Q: How about a post on yoga for restless leg syndrome?
A: Restless leg syndrome is a disorder that causes an urge or need to move your legs to stop unpleasant sensations. The sensations occur in your lower legs between your knee and ankle, and the feeling makes you uncomfortable unless you move your legs. These sensations are described as creeping, crawling, aching, pulling, searing, tingling, bubbling, or crawling. They usually occur at night when you lie down, or during the day when you sit for long periods of time, and may last for one hour or longer. They may also occur in your upper legs, feet, or arms. You will feel an irresistible urge to walk or move your legs, which almost always relieves the discomfort.
Most patients have rhythmic leg movements during sleep hours, called periodic limb movement disorder. All of these symptoms can disturb sleep, and this lack of sleep can lead to daytime sleepiness, anxiety or depression, and confusion or slowed thought processes. The symptoms can also make it difficult to sit during air or car travel, or through classes or meetings.
Restless leg syndrome occurs most often in middle-aged and older adults, and seems to be exacerbated by stress. Patients with chronic kidney disease, diabetes, iron deficiency, Parkinson’s disease, peripheral neuropathy, pregnancy, use of certain medications such as caffeine, calcium channel blockers, lithium, or neuroleptics, and withdrawal from sedatives have a higher incidence as well.
There is no specific test for restless leg syndrome and no known cure. Treatment is aimed at reducing stress and helping the muscles relax through gentle stretching. Ding, ding, ding! Obviously, given the fact that western recommendation includes gentle stretching exercises, not to mention stress reduction, yoga is an excellent alternative for someone with this condition to try.

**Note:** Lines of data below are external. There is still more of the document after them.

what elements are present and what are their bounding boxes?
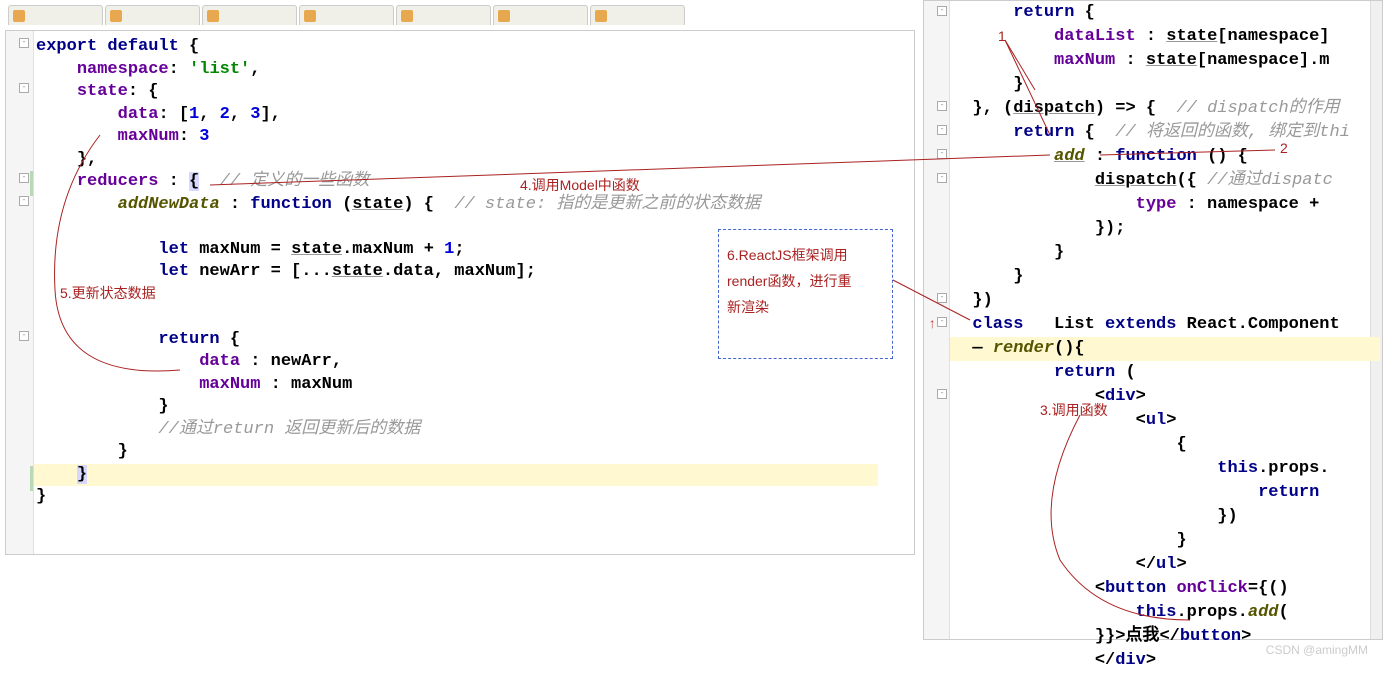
code-line: maxNum: 3 [36, 126, 878, 149]
right-editor-panel: - - - - - - - - ↑ return { dataList : st… [923, 0, 1383, 640]
annotation-1: 1 [998, 28, 1006, 44]
js-icon [401, 10, 413, 22]
js-icon [498, 10, 510, 22]
annotation-6a: 6.ReactJS框架调用 [727, 242, 900, 268]
arrow-up-icon: ↑ [928, 317, 936, 333]
editor-tab[interactable] [590, 5, 685, 25]
code-line: }) [952, 505, 1380, 529]
code-line: </ul> [952, 553, 1380, 577]
code-line: class List extends React.Component [952, 313, 1380, 337]
js-icon [13, 10, 25, 22]
change-marker [30, 466, 33, 491]
fold-icon[interactable]: - [19, 38, 29, 48]
annotation-3: 3.调用函数 [1040, 400, 1108, 420]
annotation-6b: render函数，进行重 [727, 268, 900, 294]
code-line: add : function () { [952, 145, 1380, 169]
fold-icon[interactable]: - [937, 149, 947, 159]
code-line: maxNum : maxNum [36, 374, 878, 397]
js-icon [207, 10, 219, 22]
editor-tab[interactable] [299, 5, 394, 25]
watermark: CSDN @amingMM [1266, 643, 1368, 657]
right-code-area[interactable]: return { dataList : state[namespace] max… [952, 1, 1380, 673]
code-line: maxNum : state[namespace].m [952, 49, 1380, 73]
code-line: }); [952, 217, 1380, 241]
code-line: return { [952, 1, 1380, 25]
fold-icon[interactable]: - [19, 83, 29, 93]
annotation-6c: 新渲染 [727, 294, 900, 320]
editor-tabs [8, 5, 685, 27]
code-line: } [952, 529, 1380, 553]
code-line: dispatch({ //通过dispatc [952, 169, 1380, 193]
js-icon [595, 10, 607, 22]
fold-icon[interactable]: - [937, 293, 947, 303]
code-line: <button onClick={() [952, 577, 1380, 601]
code-line: //通过return 返回更新后的数据 [36, 419, 878, 442]
fold-icon[interactable]: - [19, 331, 29, 341]
code-line: <ul> [952, 409, 1380, 433]
code-line: return ( [952, 361, 1380, 385]
code-line: namespace: 'list', [36, 59, 878, 82]
code-line: } [36, 396, 878, 419]
code-line: }, (dispatch) => { // dispatch的作用 [952, 97, 1380, 121]
editor-tab[interactable] [396, 5, 491, 25]
code-line: } [952, 241, 1380, 265]
editor-tab[interactable] [8, 5, 103, 25]
editor-tab[interactable] [202, 5, 297, 25]
fold-icon[interactable]: - [937, 389, 947, 399]
annotation-2: 2 [1280, 140, 1288, 156]
editor-tab[interactable] [105, 5, 200, 25]
fold-icon[interactable]: - [937, 125, 947, 135]
code-line: this.props. [952, 457, 1380, 481]
code-line: return [952, 481, 1380, 505]
code-line: this.props.add( [952, 601, 1380, 625]
code-line: }) [952, 289, 1380, 313]
annotation-box-6: 6.ReactJS框架调用 render函数，进行重 新渲染 [718, 229, 893, 359]
code-line: addNewData : function (state) { // state… [36, 194, 878, 217]
fold-icon[interactable]: - [937, 317, 947, 327]
fold-icon[interactable]: - [19, 173, 29, 183]
code-line: }, [36, 149, 878, 172]
code-line: } [952, 73, 1380, 97]
code-line: return { // 将返回的函数, 绑定到thi [952, 121, 1380, 145]
code-line: data: [1, 2, 3], [36, 104, 878, 127]
js-icon [110, 10, 122, 22]
fold-icon[interactable]: - [937, 6, 947, 16]
code-line: } [36, 486, 878, 509]
code-line: } [952, 265, 1380, 289]
code-line: { [952, 433, 1380, 457]
fold-icon[interactable]: - [19, 196, 29, 206]
js-icon [304, 10, 316, 22]
code-line: <div> [952, 385, 1380, 409]
code-line: } [34, 464, 878, 487]
code-line: export default { [36, 36, 878, 59]
code-line: } [36, 441, 878, 464]
fold-icon[interactable]: - [937, 101, 947, 111]
strikethrough-icon: — [972, 339, 982, 358]
code-line: state: { [36, 81, 878, 104]
annotation-4: 4.调用Model中函数 [520, 175, 640, 195]
code-line: type : namespace + [952, 193, 1380, 217]
main-container: - - - - - export default { namespace: 'l… [0, 0, 1388, 661]
fold-icon[interactable]: - [937, 173, 947, 183]
annotation-5: 5.更新状态数据 [60, 283, 156, 303]
code-line: — render(){ [950, 337, 1380, 361]
change-marker [30, 171, 33, 196]
code-line: dataList : state[namespace] [952, 25, 1380, 49]
code-line: reducers : { // 定义的一些函数 [36, 171, 878, 194]
editor-tab[interactable] [493, 5, 588, 25]
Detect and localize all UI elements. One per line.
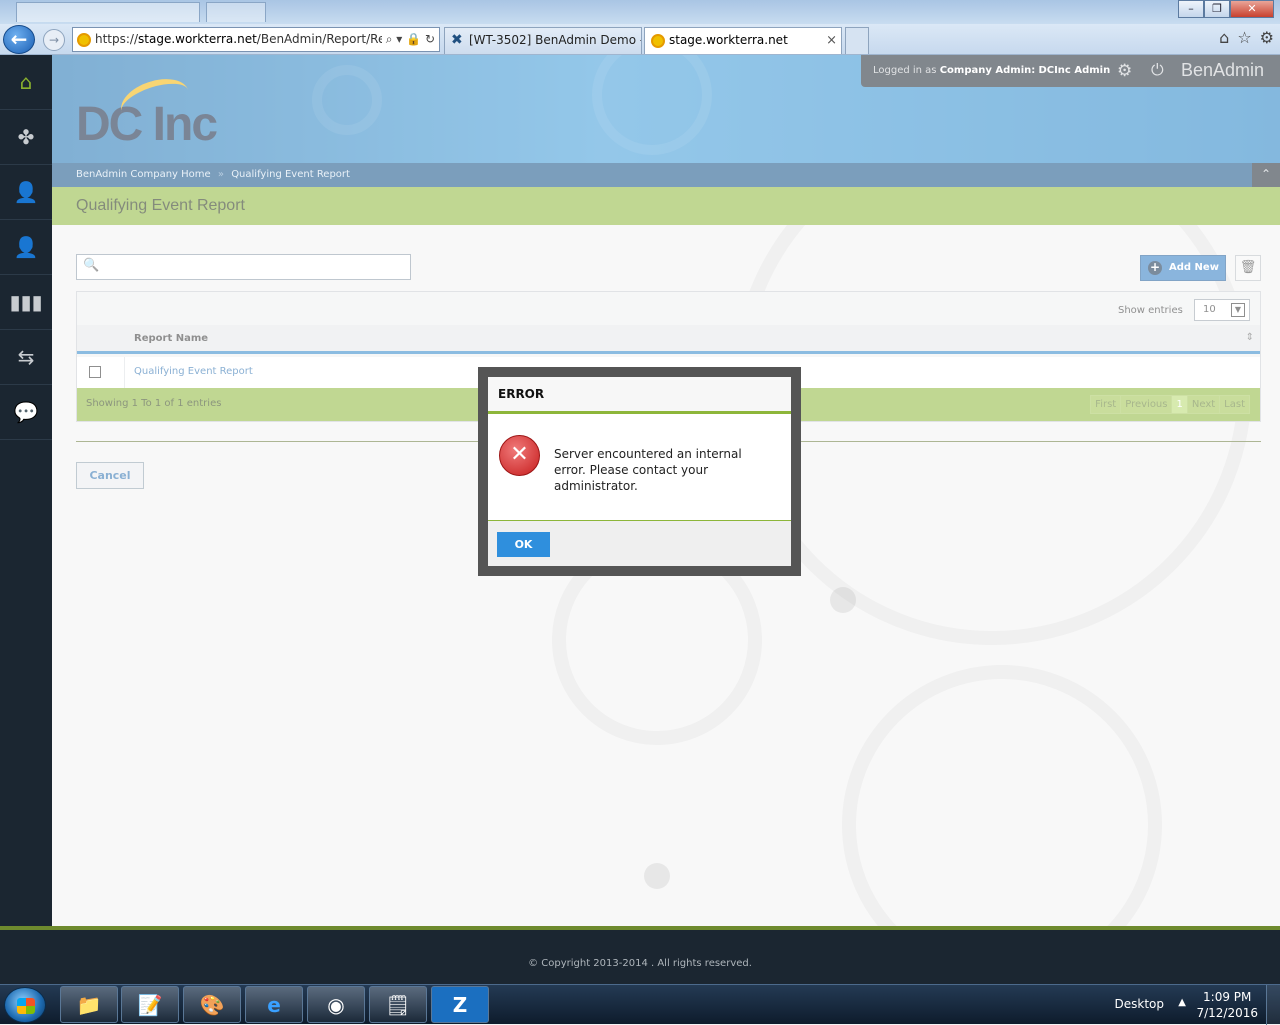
background-window-tab [16, 2, 200, 22]
copyright-text: © Copyright 2013-2014 . All rights reser… [528, 958, 752, 969]
clock[interactable]: 1:09 PM 7/12/2016 [1196, 989, 1258, 1021]
left-sidebar: ⌂ ✤ 👤 👤 ▮▮▮ ⇆ 💬 [0, 55, 52, 926]
sidebar-item-home[interactable]: ⌂ [0, 55, 52, 110]
folder-icon: 📁 [76, 992, 102, 1017]
dialog-title: ERROR [488, 377, 791, 414]
dropdown-icon[interactable]: ▾ [396, 32, 402, 46]
add-user-icon: 👤 [13, 180, 39, 204]
jira-icon: ✖ [451, 32, 463, 48]
error-dialog-frame: ERROR ✕ Server encountered an internal e… [478, 367, 801, 576]
tab-label: stage.workterra.net [669, 33, 788, 47]
notepad-icon: 📝 [137, 992, 163, 1017]
dialog-message: Server encountered an internal error. Pl… [554, 447, 742, 493]
tab-label: [WT-3502] BenAdmin Demo - ... [469, 33, 642, 47]
puzzle-icon: ✤ [17, 125, 35, 149]
window-controls: – ❐ ✕ [1178, 0, 1274, 18]
user-icon: 👤 [13, 235, 39, 259]
sidebar-item-add-user[interactable]: 👤 [0, 165, 52, 220]
windows-taskbar: 📁 📝 🎨 e ◉ 🗒 Z Desktop ▲ 1:09 PM 7/12/201… [0, 984, 1280, 1025]
error-dialog: ERROR ✕ Server encountered an internal e… [488, 377, 791, 566]
chevron-up-icon[interactable]: ▲ [1178, 997, 1186, 1008]
zoom-icon: Z [452, 992, 468, 1017]
file-explorer-button[interactable]: 📁 [60, 986, 118, 1023]
lock-icon[interactable]: 🔒 [406, 32, 421, 46]
close-window-button[interactable]: ✕ [1230, 0, 1274, 18]
app-footer: © Copyright 2013-2014 . All rights reser… [0, 926, 1280, 984]
sidebar-item-transfer[interactable]: ⇆ [0, 330, 52, 385]
clock-time: 1:09 PM [1203, 990, 1252, 1004]
gear-icon[interactable]: ⚙ [1260, 28, 1274, 47]
sidebar-item-messages[interactable]: 💬 [0, 385, 52, 440]
close-tab-icon[interactable]: × [826, 28, 837, 53]
url-scheme: https:// [95, 32, 139, 46]
refresh-icon[interactable]: ↻ [425, 32, 435, 46]
internet-explorer-icon: e [267, 992, 281, 1017]
tab-jira[interactable]: ✖ [WT-3502] BenAdmin Demo - ... [444, 27, 642, 54]
sticky-notes-icon: 🗒 [385, 992, 411, 1017]
dialog-footer: OK [488, 520, 791, 566]
clock-date: 7/12/2016 [1196, 1006, 1258, 1020]
site-favicon-icon [651, 34, 665, 48]
windows-logo-icon [17, 998, 35, 1014]
url-host: stage.workterra.net [138, 32, 257, 46]
chrome-button[interactable]: ◉ [307, 986, 365, 1023]
back-button[interactable]: ← [3, 25, 35, 54]
new-tab-button[interactable] [845, 27, 869, 54]
ok-button[interactable]: OK [497, 532, 550, 557]
home-icon[interactable]: ⌂ [1219, 28, 1229, 47]
paint-icon: 🎨 [199, 992, 225, 1017]
sidebar-item-plugins[interactable]: ✤ [0, 110, 52, 165]
bar-chart-icon: ▮▮▮ [9, 290, 43, 314]
sidebar-item-user[interactable]: 👤 [0, 220, 52, 275]
home-icon: ⌂ [19, 70, 33, 94]
transfer-icon: ⇆ [17, 345, 35, 369]
chrome-icon: ◉ [327, 992, 345, 1017]
tab-workterra[interactable]: stage.workterra.net × [644, 27, 842, 54]
minimize-button[interactable]: – [1178, 0, 1204, 18]
address-tools: ⌕ ▾ 🔒 ↻ [381, 28, 435, 51]
notepad-button[interactable]: 📝 [121, 986, 179, 1023]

We recommend that you gently stretch all the basic muscle groups in your legs. All the basic standing poses are helpful if you do them in a gentle way, moving dynamically or just staying in the poses for short periods of time. And, of course, one of the most effective leg stretches is the Reclined Leg Stretch series (Supta Padangusthasana series). Baxter’s Dynamic Reclined Hip Stretches would also be great the legs and hips. To stretch your calves, try practicing Warrior 1 with your forearms on the wall to give your back leg a good stretch.
To reduce stress while releasing leg tension, we recommend Legs Up the Wall pose (Viparita Karani) and Easy Inverted pose (Relaxation pose with your legs on a chair, with or without a folded blanket under your sacrum). To promote better sleep, try a guided meditation or yoga nidra before bed (see Audio Tracks at the top of the page). When you set yourself up for yoga nidra practice, set your intention that when you notice restlessness arising, you will just watch the feeling rise and fall without having to move your legs.